Two rivers on the opposite sides of the world - both called Tweed

The Tweed River, New South Wales.
The Tweed River, New South Wales.

A tale of two River Tweeds was told by Tweed Forum trustee at the River Restoration Centre’s annual conference in Nottingham last week.

Professor Chris Pray told his audience about the River Tweed in New South Wales, Australia, named after its Scottish counterpart by Sir Thomas Makdougall Brisbane, who was Governor General of New South Wales in the early 1820s.

The River Tweed in the Scottish Borders.

The River Tweed in the Scottish Borders.

He had lived at Makerstoun House near Kelso and also gave his name to the city of Brisbane and the Brisbane river.

Images of both rivers today show a surprisingly similar landscape and the bodies responsible for the management of the catchment of the two Tweeds - the Tweed Forum in the Scottish Borders and Tweed Shire Council in New South Wales - discovered that both are dealing with many similar issues after Derek Robeson from the Tweed Forum visited the Australian river in 2016.

He had been keen to see how farmers and communities are addressing the challenges raised by global warming and population growth and to see how they balance the need for food production with wildlife, water and soil conservation.

Both River Tweeds share issues with pollution, flooding, wildlife conservation and the effects of climate change, which are resulting in more extreme weather events such as storms and drought.

Since Derek’s visit to Australia, supported by the Border Union Agricultural Society’s Bicentenary Bursary Fund, the Tweed Forum and Tweed Shire Council have been sharing information.

A further meeting took place in September 2017, when director Luke Comins and Professor Spray visited while they were in Australia to receive a Tweed Forum’s finalists trophy in the Theiss International River Prize.

Both Tweed Forum and Tweed Shire Council see real growth potential for their respective rivers in landscape and wildlife tourism and plan to continue to share information and good practice.

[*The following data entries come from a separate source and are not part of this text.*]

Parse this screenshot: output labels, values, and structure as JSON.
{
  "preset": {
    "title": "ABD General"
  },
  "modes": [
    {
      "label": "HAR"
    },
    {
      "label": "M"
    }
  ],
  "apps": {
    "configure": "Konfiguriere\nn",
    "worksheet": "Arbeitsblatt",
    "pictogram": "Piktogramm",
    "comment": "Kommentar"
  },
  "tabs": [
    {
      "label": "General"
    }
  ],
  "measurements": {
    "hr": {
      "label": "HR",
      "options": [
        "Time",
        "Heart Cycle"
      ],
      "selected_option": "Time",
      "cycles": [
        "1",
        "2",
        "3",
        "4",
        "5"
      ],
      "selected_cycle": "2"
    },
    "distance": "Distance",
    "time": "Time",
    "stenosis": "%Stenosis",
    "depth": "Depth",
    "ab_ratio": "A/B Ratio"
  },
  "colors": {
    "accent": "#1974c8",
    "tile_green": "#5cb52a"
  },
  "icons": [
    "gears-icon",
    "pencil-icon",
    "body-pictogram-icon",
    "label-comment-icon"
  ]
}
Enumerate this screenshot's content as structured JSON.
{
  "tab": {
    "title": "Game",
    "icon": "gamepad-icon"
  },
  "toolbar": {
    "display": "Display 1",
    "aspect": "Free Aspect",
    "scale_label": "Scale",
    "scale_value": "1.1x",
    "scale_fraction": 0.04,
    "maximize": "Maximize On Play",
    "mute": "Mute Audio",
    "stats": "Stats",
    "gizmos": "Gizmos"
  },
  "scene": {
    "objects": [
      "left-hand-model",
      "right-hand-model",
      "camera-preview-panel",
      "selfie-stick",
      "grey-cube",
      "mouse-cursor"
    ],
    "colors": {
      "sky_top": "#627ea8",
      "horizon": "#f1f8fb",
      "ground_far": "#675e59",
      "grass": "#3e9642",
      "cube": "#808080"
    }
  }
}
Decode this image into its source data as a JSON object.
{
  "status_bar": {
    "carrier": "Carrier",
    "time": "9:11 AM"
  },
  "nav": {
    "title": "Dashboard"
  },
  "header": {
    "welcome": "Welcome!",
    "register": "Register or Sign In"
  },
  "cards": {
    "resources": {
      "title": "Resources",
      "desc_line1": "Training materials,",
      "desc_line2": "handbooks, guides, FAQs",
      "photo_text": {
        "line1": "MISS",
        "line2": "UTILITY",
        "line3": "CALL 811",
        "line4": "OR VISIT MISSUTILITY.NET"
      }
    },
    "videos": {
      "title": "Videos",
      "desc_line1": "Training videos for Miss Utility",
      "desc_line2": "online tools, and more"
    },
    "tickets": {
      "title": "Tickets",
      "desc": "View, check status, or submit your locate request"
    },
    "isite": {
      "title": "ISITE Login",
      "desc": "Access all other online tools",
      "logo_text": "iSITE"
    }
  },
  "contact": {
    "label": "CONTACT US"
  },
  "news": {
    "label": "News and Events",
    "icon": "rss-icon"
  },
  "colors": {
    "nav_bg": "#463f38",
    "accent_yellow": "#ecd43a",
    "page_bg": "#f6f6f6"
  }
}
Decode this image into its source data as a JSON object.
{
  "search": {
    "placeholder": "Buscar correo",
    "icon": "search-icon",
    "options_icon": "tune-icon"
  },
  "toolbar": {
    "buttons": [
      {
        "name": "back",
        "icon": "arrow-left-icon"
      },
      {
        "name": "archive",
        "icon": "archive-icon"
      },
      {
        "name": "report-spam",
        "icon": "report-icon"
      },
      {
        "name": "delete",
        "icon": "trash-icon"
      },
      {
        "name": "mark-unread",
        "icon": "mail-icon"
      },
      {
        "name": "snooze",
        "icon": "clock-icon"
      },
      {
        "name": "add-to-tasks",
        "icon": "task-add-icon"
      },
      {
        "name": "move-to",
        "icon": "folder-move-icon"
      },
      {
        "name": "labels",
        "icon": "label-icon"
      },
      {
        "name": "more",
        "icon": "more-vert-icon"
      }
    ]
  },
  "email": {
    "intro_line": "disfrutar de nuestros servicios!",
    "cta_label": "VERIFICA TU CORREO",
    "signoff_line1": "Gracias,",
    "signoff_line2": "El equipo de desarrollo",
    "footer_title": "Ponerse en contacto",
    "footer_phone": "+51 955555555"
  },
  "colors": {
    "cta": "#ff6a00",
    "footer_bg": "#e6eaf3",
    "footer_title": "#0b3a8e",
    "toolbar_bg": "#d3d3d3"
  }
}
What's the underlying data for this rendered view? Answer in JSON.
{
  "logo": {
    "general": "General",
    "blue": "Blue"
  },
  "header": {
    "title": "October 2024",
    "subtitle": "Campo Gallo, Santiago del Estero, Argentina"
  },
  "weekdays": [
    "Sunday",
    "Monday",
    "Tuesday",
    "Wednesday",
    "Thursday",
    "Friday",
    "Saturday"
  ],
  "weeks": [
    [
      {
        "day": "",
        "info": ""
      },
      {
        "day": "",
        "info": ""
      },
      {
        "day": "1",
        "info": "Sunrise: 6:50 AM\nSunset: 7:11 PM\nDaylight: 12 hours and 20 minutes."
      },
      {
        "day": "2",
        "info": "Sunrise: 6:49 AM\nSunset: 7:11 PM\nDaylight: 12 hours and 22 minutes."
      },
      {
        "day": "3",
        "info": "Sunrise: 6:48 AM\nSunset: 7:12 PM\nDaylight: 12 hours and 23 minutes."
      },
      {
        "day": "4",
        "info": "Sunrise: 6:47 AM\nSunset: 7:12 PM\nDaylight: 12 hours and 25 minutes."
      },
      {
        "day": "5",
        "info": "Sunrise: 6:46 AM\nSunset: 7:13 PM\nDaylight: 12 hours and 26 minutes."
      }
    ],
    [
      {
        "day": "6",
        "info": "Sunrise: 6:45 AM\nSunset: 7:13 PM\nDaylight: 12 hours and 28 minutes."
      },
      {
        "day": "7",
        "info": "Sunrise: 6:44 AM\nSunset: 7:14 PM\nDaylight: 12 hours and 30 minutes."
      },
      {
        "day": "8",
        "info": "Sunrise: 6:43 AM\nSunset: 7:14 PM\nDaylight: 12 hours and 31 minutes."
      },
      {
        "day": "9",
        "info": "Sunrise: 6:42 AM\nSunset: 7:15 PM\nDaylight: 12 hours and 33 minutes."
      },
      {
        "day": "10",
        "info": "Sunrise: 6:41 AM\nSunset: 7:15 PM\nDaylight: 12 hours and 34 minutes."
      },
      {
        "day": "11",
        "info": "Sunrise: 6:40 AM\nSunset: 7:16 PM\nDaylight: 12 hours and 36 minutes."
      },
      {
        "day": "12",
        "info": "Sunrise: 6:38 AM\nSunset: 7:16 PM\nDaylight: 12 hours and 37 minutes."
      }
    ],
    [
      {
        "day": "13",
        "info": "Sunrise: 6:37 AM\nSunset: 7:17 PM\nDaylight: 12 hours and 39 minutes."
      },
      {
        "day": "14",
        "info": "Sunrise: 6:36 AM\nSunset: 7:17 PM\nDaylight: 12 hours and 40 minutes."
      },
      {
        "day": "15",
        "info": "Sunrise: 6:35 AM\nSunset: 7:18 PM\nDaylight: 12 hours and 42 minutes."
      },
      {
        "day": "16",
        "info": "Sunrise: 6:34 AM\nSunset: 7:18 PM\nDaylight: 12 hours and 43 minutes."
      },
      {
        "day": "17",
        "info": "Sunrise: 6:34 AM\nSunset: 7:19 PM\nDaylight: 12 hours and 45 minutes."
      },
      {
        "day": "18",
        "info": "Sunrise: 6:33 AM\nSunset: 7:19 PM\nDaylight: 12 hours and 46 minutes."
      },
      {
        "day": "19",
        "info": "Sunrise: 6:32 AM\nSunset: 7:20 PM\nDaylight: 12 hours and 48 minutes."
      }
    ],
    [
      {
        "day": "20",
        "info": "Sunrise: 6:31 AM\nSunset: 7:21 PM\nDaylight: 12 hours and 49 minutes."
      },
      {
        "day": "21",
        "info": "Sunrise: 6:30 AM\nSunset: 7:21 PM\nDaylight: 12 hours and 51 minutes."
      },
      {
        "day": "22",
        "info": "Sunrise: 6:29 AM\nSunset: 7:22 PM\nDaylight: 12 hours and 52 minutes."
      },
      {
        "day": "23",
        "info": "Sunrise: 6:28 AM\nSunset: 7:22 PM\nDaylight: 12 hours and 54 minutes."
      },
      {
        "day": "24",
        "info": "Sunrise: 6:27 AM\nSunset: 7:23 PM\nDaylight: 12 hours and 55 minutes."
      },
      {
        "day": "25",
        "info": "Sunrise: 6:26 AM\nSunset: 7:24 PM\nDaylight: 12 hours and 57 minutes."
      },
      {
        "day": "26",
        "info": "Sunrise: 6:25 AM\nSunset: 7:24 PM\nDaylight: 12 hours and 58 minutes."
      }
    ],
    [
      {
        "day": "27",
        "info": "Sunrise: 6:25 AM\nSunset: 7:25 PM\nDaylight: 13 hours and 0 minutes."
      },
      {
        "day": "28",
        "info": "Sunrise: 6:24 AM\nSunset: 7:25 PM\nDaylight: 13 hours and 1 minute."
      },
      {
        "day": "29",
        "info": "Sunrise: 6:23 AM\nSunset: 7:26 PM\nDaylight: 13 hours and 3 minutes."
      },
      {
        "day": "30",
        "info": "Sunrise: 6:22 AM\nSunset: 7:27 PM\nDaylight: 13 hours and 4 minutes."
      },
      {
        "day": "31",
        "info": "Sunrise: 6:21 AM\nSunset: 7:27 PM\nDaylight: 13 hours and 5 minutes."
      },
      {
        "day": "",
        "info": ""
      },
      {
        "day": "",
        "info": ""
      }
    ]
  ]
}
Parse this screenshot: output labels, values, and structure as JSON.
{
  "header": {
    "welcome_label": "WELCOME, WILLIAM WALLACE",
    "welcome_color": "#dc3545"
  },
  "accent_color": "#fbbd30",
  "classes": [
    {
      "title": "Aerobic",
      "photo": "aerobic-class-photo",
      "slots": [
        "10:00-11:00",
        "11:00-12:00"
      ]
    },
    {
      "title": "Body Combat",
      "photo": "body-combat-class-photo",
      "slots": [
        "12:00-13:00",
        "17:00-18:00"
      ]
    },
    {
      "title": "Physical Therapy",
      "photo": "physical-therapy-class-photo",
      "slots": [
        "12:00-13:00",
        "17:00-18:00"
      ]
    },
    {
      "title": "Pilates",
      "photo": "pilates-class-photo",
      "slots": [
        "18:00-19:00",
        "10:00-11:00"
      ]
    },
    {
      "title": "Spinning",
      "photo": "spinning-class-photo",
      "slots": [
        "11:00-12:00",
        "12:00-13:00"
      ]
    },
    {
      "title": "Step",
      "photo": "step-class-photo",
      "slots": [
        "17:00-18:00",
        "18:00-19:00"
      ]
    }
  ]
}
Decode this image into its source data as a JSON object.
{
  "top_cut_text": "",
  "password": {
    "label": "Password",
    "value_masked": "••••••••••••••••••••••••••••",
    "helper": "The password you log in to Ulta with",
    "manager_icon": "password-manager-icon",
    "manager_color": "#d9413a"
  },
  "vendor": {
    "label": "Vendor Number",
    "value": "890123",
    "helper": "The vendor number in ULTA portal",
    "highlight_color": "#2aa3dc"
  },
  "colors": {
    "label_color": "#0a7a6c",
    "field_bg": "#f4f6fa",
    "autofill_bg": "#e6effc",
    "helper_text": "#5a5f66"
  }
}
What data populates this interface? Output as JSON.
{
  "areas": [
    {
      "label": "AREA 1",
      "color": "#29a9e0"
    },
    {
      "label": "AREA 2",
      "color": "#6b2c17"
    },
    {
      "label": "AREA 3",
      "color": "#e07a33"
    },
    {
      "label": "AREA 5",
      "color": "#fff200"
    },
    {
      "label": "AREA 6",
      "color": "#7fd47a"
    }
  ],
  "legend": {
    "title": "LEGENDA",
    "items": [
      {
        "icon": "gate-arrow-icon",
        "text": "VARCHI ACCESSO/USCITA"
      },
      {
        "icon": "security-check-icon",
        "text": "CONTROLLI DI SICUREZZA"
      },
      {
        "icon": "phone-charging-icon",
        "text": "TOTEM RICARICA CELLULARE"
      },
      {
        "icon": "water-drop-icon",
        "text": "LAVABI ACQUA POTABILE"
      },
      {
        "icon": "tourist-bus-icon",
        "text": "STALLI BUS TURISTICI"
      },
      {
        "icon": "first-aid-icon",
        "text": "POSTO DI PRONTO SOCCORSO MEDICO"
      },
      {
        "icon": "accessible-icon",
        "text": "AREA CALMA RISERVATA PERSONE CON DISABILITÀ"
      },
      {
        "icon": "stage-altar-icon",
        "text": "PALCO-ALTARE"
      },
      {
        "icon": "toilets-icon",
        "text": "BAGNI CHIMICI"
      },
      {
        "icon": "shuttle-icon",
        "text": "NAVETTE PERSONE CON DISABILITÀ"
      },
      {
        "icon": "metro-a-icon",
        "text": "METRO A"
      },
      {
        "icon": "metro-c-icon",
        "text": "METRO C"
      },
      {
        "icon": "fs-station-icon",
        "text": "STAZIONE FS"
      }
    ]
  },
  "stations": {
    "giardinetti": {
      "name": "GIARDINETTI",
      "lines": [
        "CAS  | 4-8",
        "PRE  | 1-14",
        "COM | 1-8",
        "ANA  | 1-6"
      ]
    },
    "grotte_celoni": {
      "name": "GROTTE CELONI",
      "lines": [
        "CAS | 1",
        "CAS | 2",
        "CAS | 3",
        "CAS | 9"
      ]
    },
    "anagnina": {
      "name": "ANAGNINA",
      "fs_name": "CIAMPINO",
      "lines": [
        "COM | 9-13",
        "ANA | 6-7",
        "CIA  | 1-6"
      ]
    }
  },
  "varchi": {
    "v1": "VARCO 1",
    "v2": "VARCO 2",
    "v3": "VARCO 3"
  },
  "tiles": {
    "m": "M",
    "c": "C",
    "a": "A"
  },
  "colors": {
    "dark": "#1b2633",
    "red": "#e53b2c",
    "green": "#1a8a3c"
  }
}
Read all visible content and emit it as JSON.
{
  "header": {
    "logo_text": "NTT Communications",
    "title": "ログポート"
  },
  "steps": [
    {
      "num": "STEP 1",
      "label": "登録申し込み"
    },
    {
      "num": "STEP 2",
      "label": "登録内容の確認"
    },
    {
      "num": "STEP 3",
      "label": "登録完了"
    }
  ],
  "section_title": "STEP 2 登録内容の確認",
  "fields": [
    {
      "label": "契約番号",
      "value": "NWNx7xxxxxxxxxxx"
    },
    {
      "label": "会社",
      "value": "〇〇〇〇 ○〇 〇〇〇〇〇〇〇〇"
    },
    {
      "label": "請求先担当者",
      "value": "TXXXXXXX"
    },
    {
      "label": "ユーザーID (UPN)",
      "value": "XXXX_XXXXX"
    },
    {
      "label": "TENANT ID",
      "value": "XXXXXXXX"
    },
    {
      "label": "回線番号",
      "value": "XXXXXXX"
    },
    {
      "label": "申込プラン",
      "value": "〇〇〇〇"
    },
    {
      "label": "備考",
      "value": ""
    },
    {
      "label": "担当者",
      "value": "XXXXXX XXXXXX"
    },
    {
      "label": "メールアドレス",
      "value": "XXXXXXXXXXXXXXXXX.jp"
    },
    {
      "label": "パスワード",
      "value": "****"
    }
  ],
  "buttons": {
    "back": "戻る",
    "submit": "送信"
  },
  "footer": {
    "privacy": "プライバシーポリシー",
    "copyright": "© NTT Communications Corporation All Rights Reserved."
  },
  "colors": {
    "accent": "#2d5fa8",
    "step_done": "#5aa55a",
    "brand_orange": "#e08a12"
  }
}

Luke Comins, director, Tweed Forum, said: “We were fascinated to discover the historic links with the Australian river Tweed and the Scottish Borders and it has also been extremely useful to be able to share experiences and strategies for tackling some of the major issues that both rivers are facing, despite the fact that they are at opposite sides of the world.

“Both Tweed Forum and Tweed Shire Council are passionate about the conservation and future potential of our rivers and we look forward to continuing to develop this valuable working relationship in the years to come.”

It was when he was assisting Scottish Borders Council with the pilot phase of the Scottish Borders Land Use Strategy, that the Tweed Forum’s Derek Robeson discovered that another River Tweed, on the other side of the world, was undertaking a similar exercise.

The Scottish Borders based strategy was looking at promoting natural flood management techniques and raising awareness of integrated catchment management and environmentally responsible farming practices.

The managers of the Tweed River, located on the Gold Coast, New South Wales, Australia, were approached by Tweed Forum’s Derek and a ‘knowledge exchange’ visit was agreed.

Prior to his visit Derek said: “Tweed Forum has been working closely with a wide range of stakeholders across the Borders, to develop a map based tool to help facilitate land use decision making.

“The aim of the tool is identify areas where farmers can work collectively to identify opportunities, such as alleviating flooding, increasing wildlife habitat, sustaining food production and improving water quality.

“We were really excited to learn that stakeholders living and working along the River Tweed, on the other side of the world in Australia, are looking and discussing very similar challenges. The opportunities to share experiences has a strong appeal for me.”

Derek spent a week with Mr Tom Alletson (Waterways Program Leader) and staff at Tweed Shire Council, learning about the challenges and opportunities in land management planning in the Tweed River catchment.

He discovered that climate change is beginning to pose some real challenges, including more extreme weather events such as storms and droughts. Pollution, flooding and wildlife conservation were also areas where both Tweed catchments found it useful to share information.

During the visit, Derek was a keynote speaker at the Australian Stream Management Conference, speaking about the work of Tweed Forum and since then a close working relationship has been forged between Tweed Shire Council and Tweed Forum.

Since his return from Australia Derek has been sharing the knowledge gained by speaking at numerous events.

Lord Joicey, bursary panel chairman said: “ We were very interested to learn that Tweed Shire in Australia takes its name from the River Tweed here on the Scotland/England border. The town of Brisbane and the Brisbane River takes its name from Sir Thomas MacDougal Brisbane, who lived at Makerstoun, near Kelso,

and who was appointed by the Duke of Wellington as Governor General for New South Wales in 1822.

“It was the Brisbane’s cartographer John Oxley who mapped the river and called it Tweed. Kelso therefore has a strong historical association with Tweed Shire.”

Ron Wilson, secretary of Border Union Agricultural Society said: “ The Bicentenary Bursary Fund helped provide a mechanism to feed back some of these experiences to the benefit of the wider economy and environment of the Scottish Borders.

“The opportunities for reciprocating arrangements are significant.”